Ptycho-LDM: A Hybrid Framework for Efficient Phase Retrieval of EUV Photomasks Using Conditional Latent Diffusion Models
Round 1
Reviewer 1 Report
Comments and Suggestions for AuthorsThe manuscript presents a compelling advancement in ptychographic phase retrieval, with strong empirical results and a valuable dataset. Addressing the major concerns—particularly real-data validation and defect detection metrics—would significantly strengthen its impact. Recommend acceptance with minor revisions.
Sec. 4.2.4: Clarify how peripheral misdetections (beyond probe support) impact full-chip inspection.
Author Response
Please see the attachment.
Author Response File:
Author Response.pdf
Reviewer 2 Report
Comments and Suggestions for AuthorsComments are attached as pdf.
Comments for author File:
Comments.pdf
Author Response
Please see the attachment.
Author Response File:
Author Response.pdf
Reviewer 3 Report
Comments and Suggestions for AuthorsThe submitted manuscript proposes a hybrid framework Ptycho-LDM that combines the Difference Map ptychographic phase retrieval algorithm with a conditional latent diffusion model to improve EUV photomask phase retrieval. The authors demonstrate that their method outperforms conventional approaches and highlights improvements in reconstruction speed and quality. The proposed framework is interesting and has potential for photomask inspections, but there are several important concerns that need to be addressed before further consideration. The following are my comments:
- The study is based entirely on in-house synthetic dataset LAMP and does not include any evaluation using real-world experimental measurements. Since actual EUV mask inspection deals with noise, alignment errors, and other imperfections, it’s hard to tell how well the proposed method would work in practice. Adding even a small test on real-world data or discussing how the model might be adapted, would help support the practical value of the method.
- The presented results show that LDM adds substantial value to the proposed framework. But it would strengthen the work to include more analysis of how much each pat of the hybrid method contributes. How well would the LDM perform if initialized differently, or without DM at all?
- The method assumes ideal probe shape, perfect scanning, and no noise. Real imaging setups often deviate from these conditions. The manuscript does not evaluate how sensitive the method is to such practical issues.
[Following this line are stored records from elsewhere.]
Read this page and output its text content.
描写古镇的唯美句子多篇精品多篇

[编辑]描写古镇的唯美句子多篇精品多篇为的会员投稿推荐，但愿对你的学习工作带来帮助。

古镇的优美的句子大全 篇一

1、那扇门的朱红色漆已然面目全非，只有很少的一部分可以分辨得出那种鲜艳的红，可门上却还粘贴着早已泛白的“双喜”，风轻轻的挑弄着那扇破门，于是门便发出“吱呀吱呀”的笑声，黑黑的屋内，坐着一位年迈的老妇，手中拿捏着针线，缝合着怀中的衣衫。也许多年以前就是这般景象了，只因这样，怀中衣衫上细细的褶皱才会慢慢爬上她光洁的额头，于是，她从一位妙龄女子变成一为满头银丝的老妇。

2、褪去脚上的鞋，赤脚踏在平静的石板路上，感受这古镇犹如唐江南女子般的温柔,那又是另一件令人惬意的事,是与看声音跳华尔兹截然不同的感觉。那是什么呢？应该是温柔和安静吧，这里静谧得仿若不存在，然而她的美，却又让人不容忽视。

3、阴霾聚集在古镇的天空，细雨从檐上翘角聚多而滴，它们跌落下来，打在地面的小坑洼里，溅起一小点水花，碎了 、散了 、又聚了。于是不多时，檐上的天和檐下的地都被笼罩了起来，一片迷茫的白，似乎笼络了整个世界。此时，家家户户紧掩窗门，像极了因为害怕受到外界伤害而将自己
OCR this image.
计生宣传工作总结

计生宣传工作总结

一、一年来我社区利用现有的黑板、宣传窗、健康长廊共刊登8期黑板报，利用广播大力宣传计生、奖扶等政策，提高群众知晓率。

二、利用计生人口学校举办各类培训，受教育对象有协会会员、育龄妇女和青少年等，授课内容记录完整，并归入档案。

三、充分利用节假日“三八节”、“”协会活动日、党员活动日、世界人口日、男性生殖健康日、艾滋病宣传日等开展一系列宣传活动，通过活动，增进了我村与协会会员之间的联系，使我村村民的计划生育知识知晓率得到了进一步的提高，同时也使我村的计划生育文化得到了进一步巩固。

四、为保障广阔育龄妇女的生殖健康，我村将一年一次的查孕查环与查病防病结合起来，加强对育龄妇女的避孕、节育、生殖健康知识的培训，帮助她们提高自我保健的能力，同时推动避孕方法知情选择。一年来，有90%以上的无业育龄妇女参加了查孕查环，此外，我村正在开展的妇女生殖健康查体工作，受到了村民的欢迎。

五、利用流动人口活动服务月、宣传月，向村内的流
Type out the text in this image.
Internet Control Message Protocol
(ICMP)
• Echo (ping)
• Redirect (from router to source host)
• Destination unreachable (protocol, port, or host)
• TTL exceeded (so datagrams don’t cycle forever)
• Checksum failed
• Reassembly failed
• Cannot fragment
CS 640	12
- MSE and PSNR are computed within a mask defined by a probe intensity threshold τ = 0.015, but the manuscript does not explain why this threshold was chosen or whether the evaluation is sensitive to it. Since it affects the reported metrics, this should be clearly addressed.
- The model was trained using high-performance GPUs GH200 on the CSCS Alps cluster, but the authors do not report details on training cost, training time, inference time, memory usage, etc. This information is important for understanding whether the proposed method is feasible for real-time inspection scenarios.
- Some terms like ‘LDM’ are defined more than once, line 92, 97, 99, 133, 230, 347... After introducing abbreviations like LDM or DM, the full names are still used later in the manuscript. For clarity and professionalism, the authors need to remove any repeated definitions and use abbreviations consistently after their initial definition.
Author Response
Please see the attachment.
Author Response File:
Author Response.pdf
Round 2
Reviewer 3 Report
Comments and Suggestions for AuthorsThe authors have done a good job addressing the comments.